A similar program looking at projected spend of customers utilizes a similarly broad range of factors to more accurately predict what people will spend on site.
“What we have done is we built a model that looks at not just that data, but also the frequency, the intensity of those visits, any sort of trends. They have various other factors and we can use that to let the casino segment players based on their forecasted value, not just their historical value,” he said.
One thing that is true about AI is that with more data points, the better the prediction will be. Currently in OPTX data for each client is completely siloed, but Bright says for 2023 OPTX will create an OPT in program for clients which will allow us to combine and anonymize client data to better the product suite.

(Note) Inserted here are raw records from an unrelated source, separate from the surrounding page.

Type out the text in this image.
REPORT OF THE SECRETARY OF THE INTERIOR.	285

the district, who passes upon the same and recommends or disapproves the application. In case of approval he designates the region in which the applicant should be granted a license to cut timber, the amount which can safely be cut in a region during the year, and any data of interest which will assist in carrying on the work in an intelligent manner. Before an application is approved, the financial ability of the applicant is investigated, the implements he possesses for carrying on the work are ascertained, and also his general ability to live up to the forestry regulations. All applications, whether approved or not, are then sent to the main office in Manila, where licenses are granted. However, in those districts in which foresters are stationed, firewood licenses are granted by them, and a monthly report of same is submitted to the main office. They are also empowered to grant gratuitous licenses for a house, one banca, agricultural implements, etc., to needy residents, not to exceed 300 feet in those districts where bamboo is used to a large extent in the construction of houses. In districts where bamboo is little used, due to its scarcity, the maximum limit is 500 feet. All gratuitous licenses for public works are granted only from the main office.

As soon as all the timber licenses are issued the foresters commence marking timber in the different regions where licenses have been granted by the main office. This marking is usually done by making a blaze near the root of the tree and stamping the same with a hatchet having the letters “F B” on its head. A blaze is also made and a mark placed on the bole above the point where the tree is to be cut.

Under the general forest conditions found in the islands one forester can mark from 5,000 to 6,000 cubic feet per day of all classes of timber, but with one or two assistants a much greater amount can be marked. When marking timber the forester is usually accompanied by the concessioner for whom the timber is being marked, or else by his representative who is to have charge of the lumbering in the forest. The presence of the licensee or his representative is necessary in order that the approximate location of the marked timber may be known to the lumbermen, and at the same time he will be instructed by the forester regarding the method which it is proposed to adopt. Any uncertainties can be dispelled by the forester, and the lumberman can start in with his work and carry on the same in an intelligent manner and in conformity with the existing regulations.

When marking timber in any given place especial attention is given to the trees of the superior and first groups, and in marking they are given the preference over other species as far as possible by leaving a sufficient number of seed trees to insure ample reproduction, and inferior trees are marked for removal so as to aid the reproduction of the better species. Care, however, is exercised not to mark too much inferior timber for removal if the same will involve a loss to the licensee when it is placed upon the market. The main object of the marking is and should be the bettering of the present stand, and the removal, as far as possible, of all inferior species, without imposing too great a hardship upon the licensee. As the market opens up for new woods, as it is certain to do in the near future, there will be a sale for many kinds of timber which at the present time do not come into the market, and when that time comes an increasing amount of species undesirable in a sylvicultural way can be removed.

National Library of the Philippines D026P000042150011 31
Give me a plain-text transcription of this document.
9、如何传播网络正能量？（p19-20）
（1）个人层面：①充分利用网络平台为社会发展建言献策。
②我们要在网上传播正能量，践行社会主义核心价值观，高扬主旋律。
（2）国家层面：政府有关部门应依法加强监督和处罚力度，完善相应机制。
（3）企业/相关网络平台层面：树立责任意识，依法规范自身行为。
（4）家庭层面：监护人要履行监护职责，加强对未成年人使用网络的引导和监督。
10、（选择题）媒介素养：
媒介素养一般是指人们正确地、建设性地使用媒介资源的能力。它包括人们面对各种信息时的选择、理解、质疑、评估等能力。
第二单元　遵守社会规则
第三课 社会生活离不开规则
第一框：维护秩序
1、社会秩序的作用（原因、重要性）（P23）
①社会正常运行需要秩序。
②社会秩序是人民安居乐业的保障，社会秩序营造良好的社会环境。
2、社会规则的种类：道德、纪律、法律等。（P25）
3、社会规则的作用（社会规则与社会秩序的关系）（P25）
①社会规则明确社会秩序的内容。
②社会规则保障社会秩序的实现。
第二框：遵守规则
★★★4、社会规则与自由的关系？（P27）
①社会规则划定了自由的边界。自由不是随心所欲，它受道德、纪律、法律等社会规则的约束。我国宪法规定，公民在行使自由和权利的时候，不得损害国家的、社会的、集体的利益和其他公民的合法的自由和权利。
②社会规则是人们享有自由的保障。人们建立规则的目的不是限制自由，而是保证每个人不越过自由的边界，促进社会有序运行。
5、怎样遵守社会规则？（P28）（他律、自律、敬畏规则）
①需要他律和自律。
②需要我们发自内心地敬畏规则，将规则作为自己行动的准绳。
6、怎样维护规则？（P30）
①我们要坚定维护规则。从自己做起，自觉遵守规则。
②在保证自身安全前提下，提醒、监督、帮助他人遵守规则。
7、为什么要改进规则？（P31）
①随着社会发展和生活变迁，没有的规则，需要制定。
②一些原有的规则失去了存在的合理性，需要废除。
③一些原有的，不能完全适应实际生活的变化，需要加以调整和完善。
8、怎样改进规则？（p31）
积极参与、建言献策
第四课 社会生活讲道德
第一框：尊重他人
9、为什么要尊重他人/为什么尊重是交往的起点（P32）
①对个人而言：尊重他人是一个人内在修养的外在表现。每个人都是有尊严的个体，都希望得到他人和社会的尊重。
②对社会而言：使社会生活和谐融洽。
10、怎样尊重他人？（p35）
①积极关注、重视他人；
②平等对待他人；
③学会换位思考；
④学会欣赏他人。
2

“Clients who agree to opt in with their data would be put into a pool with all the other clients who opt into that pool, and we would then anonymize that data. From there we would use that to provide insights and recommendations around performance for themes that a client does not currently have on their floor.”
The future for OPTX and AI in gambling is, well, both bright and Bright and his team. The industry has a good 40 years before the alleged robot uprising, but in the meantime, casinos should be willing and eager to embrace this kind of technology not to replace their workforce but to empower them.